For the first time, it nixed the half-marathon of the Kaiser Permanente Women’s Fitness Festival in June and forced the 5K to be rerouted, as Curtis Tate of the McClatchy Washington Bureau reported. Organizers of the California International Marathon in December fear they’ll be chopped next. Last year, UP didn’t give them the all-clear until a month before 6,000 runners crossed the tracks on L Street on the way to the finish line at the state Capitol.

If Union Pacific truly wants to be a good community partner, it needs to work harder to find a way to allow these road races, which are important to area runners and to the local economy. The railroad has parallel tracks that bypass midtown Sacramento, though it says it does not reroute trains for special events.
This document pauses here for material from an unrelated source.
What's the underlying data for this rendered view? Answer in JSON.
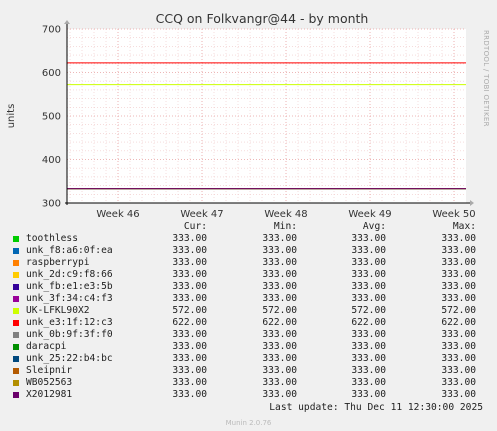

Scott Abbott, executive director of the Sacramento Running Association, which puts on the marathon, says it is working with Union Pacific on the race and may partner with the railroad to educate people about track safety. In an email response Tuesday, a UP spokesman told a Sacramento Bee editorial board member that it is giving the marathon request “serious consideration,” and makes such decisions based on safety and on a case-by-case basis.
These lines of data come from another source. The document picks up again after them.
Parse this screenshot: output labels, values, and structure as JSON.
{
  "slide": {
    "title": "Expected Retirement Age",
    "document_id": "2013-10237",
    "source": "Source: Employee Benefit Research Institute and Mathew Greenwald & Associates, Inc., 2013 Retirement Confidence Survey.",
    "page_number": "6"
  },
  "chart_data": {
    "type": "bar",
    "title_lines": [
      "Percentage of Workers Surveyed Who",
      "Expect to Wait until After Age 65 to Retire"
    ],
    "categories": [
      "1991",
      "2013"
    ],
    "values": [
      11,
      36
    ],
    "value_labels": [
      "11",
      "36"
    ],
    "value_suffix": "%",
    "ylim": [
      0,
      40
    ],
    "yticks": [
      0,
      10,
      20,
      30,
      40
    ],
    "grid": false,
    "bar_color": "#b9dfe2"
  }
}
It’s no coincidence, however, that safety is a bigger issue after the horrific incident in Midland, Texas, in November 2012, when a Union Pacific train plowed into a veterans parade float, killing four vets. Though federal safety officials cleared the railroad, it was sued by victims’ survivors.

But that situation is completely different. Parade organizers never informed Union Pacific of their route. Here, races have been in place for years and approvals were routine until recently.

Besides, when it comes to safety, UP has bigger worries.

UP trains loaded with crude oil are rumbling through the Sacramento region, and the railroad wants to send two 50-car oil trains a day through Sacramento to the Valero refinery in Benicia. The UP spokesman said the company complies with state law requiring updates every three months on where trains carrying hazardous materials have been running, and that it regularly notifies first responders of such shipments.

Still, Sacramento and Davis leaders are right to insist that an updated environmental study for the Benicia plan require advance notice to emergency responders and that these trains be banned from parking in urban areas.

The danger posed by oil trains seems far more urgent. Safety should always come first, but it doesn’t have to be sacrificed to allow these races.